Human Rights Watch and the Open Society Policy Center write to Senators Leahy and Specter, chair and ranking member of the Senate Judiciary Committee, opposing the nomination of Steven Bradbury to be Assistant Attorney General of the Department of Justice's Office of Legal Counsel. As effective head of the OLC since June 2005, Bradbury’s approval of torture and other cruel, inhuman or degrading techniques to interrogate detainees defies applicable law and precedent. It is an affront to fundamental American values and has done enormous damage to America’s authority and reputation in the world.
Dear Chairman Leahy and Ranking Member Specter:
We are writing to urge you to oppose the nomination of Steven Bradbury to be Assistant Attorney General of the Department of Justice’s Office of Legal Counsel (OLC). While the undersigned groups rarely take positions on nominations, we believe that Bradbury’s role in authorizing torture makes this an extraordinary case.
As you know, Bradbury has been effective head of OLC since June 2005. The OLC is entrusted with providing the president and other executive branch agencies with legal advice that is an accurate and honest appraisal of applicable law, even if it places constraints on the policies of the executive. Bradbury’s approval of torture and other cruel, inhuman or degrading techniques to interrogate detainees defies applicable law and precedent. It is an affront to fundamental American values and has done enormous damage to America’s authority and reputation in the world.
Soon after joining OLC, Bradbury is believed to have signed off on still-secret OLC legal opinions authorizing the use of “waterboarding” in combination with other abusive interrogation techniques, such as head-slapping, and extended exposure to cold. James Comey, then deputy attorney general, reportedly told his colleagues that they would be “ashamed” when the opinion became public.
Many of the interrogation techniques Bradbury reportedly approved have been prosecuted by US military and civilian courts as torture over the past 100 years. As recently as 1983, the Justice Department prosecuted a Texas sheriff for subjecting prisoners to “water torture” in an attempt to coerce confessions. Bradbury apparently ignored these precedents.

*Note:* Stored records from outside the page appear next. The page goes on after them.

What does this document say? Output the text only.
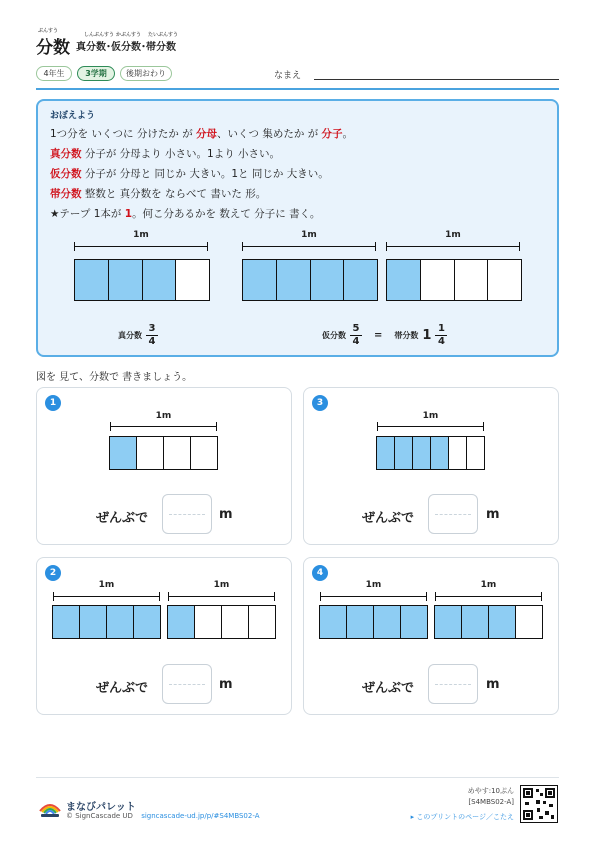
ぶんすう
分数
しんぶんすう かぶんすう たいぶんすう
真分数･仮分数･帯分数
4年生	3学期	後期おわり	なまえ
おぼえよう
1つ分を いくつに 分けたか が 分母、いくつ 集めたか が 分子。
真分数 分子が 分母より 小さい。1より 小さい。
仮分数 分子が 分母と 同じか 大きい。1と 同じか 大きい。
帯分数 整数と 真分数を ならべて 書いた 形。
★テープ 1本が 1。何こ分あるかを 数えて 分子に 書く。
1m	1m	1m
真分数 $\frac{3}{4}$	仮分数 $\frac{5}{4}$ = 帯分数 $1 \frac{1}{4}$
図を 見て、分数で 書きましょう。
1
1m
ぜんぶで	m
3
1m
ぜんぶで	m
2
1m	1m
ぜんぶで	m
4
1m	1m
ぜんぶで	m
まなびパレット
© SignCascade UD signcascade-ud.jp/p/#S4MBS02-A
めやす:10ぷん
[S4MBS02-A]
▸ このプリントのページ／こたえ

In so doing, he placed in legal jeopardy everyone from the president of the United States to CIA interrogators in the field who trust the Justice Department to provide responsible legal guidance.
In late 2005, as the McCain amendment prohibiting cruel, inhuman, and degrading treatment was working its way through Congress, Bradbury is believed to have signed off on another legal memo which concluded that none of the interrogation techniques already authorized would violate the amendment, despite the clear contrary intent of the Congress.

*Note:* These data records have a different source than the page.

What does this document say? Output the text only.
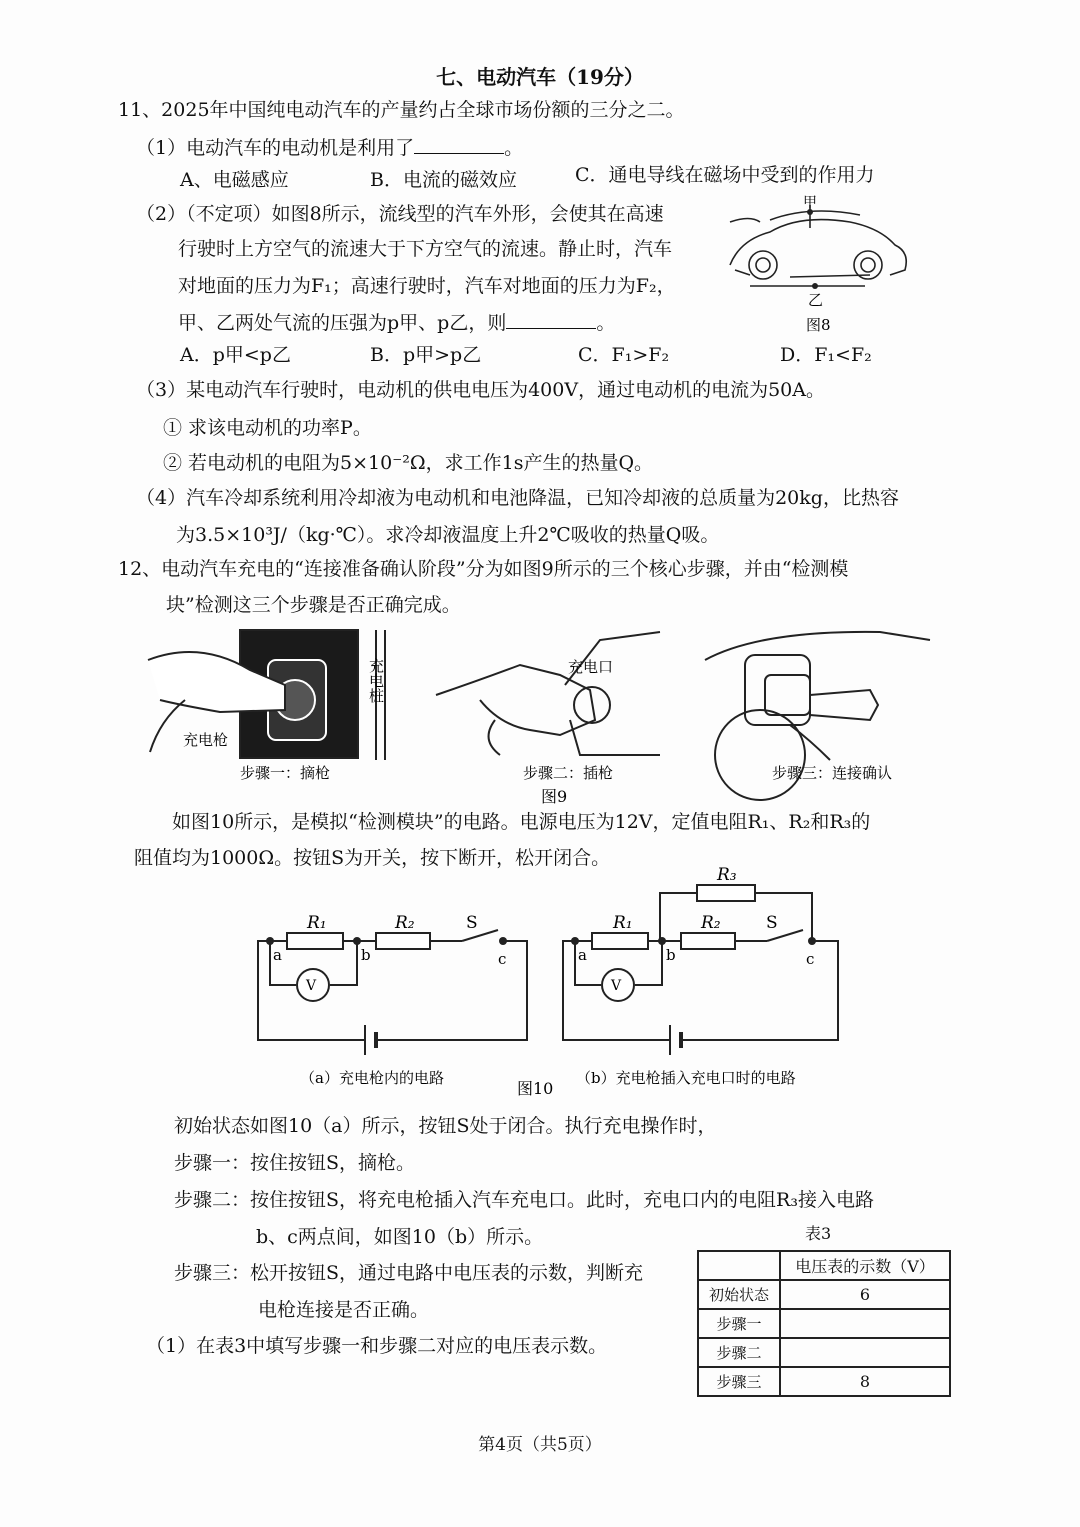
七、电动汽车（19分）
11、2025年中国纯电动汽车的产量约占全球市场份额的三分之二。
（1）电动汽车的电动机是利用了	。
A、电磁感应	B．电流的磁效应	C．通电导线在磁场中受到的作用力
（2）（不定项）如图8所示，流线型的汽车外形，会使其在高速
行驶时上方空气的流速大于下方空气的流速。静止时，汽车
对地面的压力为F₁；高速行驶时，汽车对地面的压力为F₂，
甲、乙两处气流的压强为p甲、p乙，则	。
A．p甲<p乙	B．p甲>p乙	C．F₁>F₂	D．F₁<F₂
甲
乙
图8
S
充电枪
充电桩	充电口
步骤一：摘枪	步骤二：插枪	步骤三：连接确认
图9
V
R₁	R₂	S
a	b	c
V
R₁	R₂
R₃
S
a	b	c
（a）充电枪内的电路
图10
（b）充电枪插入充电口时的电路
（3）某电动汽车行驶时，电动机的供电电压为400V，通过电动机的电流为50A。
① 求该电动机的功率P。
② 若电动机的电阻为5×10⁻²Ω，求工作1s产生的热量Q。
（4）汽车冷却系统利用冷却液为电动机和电池降温，已知冷却液的总质量为20kg，比热容
为3.5×10³J/（kg·℃）。求冷却液温度上升2℃吸收的热量Q吸。
12、电动汽车充电的“连接准备确认阶段”分为如图9所示的三个核心步骤，并由“检测模
块”检测这三个步骤是否正确完成。
如图10所示，是模拟“检测模块”的电路。电源电压为12V，定值电阻R₁、R₂和R₃的
阻值均为1000Ω。按钮S为开关，按下断开，松开闭合。
初始状态如图10（a）所示，按钮S处于闭合。执行充电操作时，
步骤一：按住按钮S，摘枪。
步骤二：按住按钮S，将充电枪插入汽车充电口。此时，充电口内的电阻R₃接入电路
b、c两点间，如图10（b）所示。
步骤三：松开按钮S，通过电路中电压表的示数，判断充
电枪连接是否正确。
（1）在表3中填写步骤一和步骤二对应的电压表示数。
表3
	电压表的示数（V）
初始状态	6
步骤一	
步骤二	
步骤三	8
第4页（共5页）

Last month, the Justice Department’s Office of Professional Responsibility announced that it was investigating whether those who gave legal approval to waterboarding and other harsh interrogation techniques violated the department’s professional standards.
Still, Bradbury continues to offer a legal justification for the use of waterboarding. Testifying before the House Judiciary Committee in February 2008, he argued that waterboarding, as has been used by the US government, was not torture. He explained that this was because US interrogators did not allow “mass amounts” of water to enter the lungs of the victims, nor did they jump on the victims’ distended bellies, as was done during the Spanish Inquisition, and by Japanese soldiers prosecuted by the United States after World War II.
This is the kind of legal analysis one would expect from a defense counsel trying to keep his client out of prison, rather than an objective analyst of the law. But however you parse it, waterboarding is torture.
Bradbury’s public testimony sends a profoundly dangerous message to potential adversaries of the United States about the kind of treatment the US government would consider acceptable if inflicted on Americans in custody. Imagine if North Korea captured an American soldier and said to the United States, “Don’t worry. We only used the good waterboarding on the American in our custody. We made sure that his stomach never became distended, and we didn’t jump on it. We just made sure he thought he was going to suffocate, but stopped after he went into terrible hysterics.” This is precisely what Bradbury suggests would be acceptable.
The United States needs someone to head the Office of Legal Counsel who can maintain the highest legal standards and provide the president a reliable interpretation of what the law is -- rather than what the president wants the law to be. Steven Bradbury has proven unable to do so, and we urge you to oppose his nomination.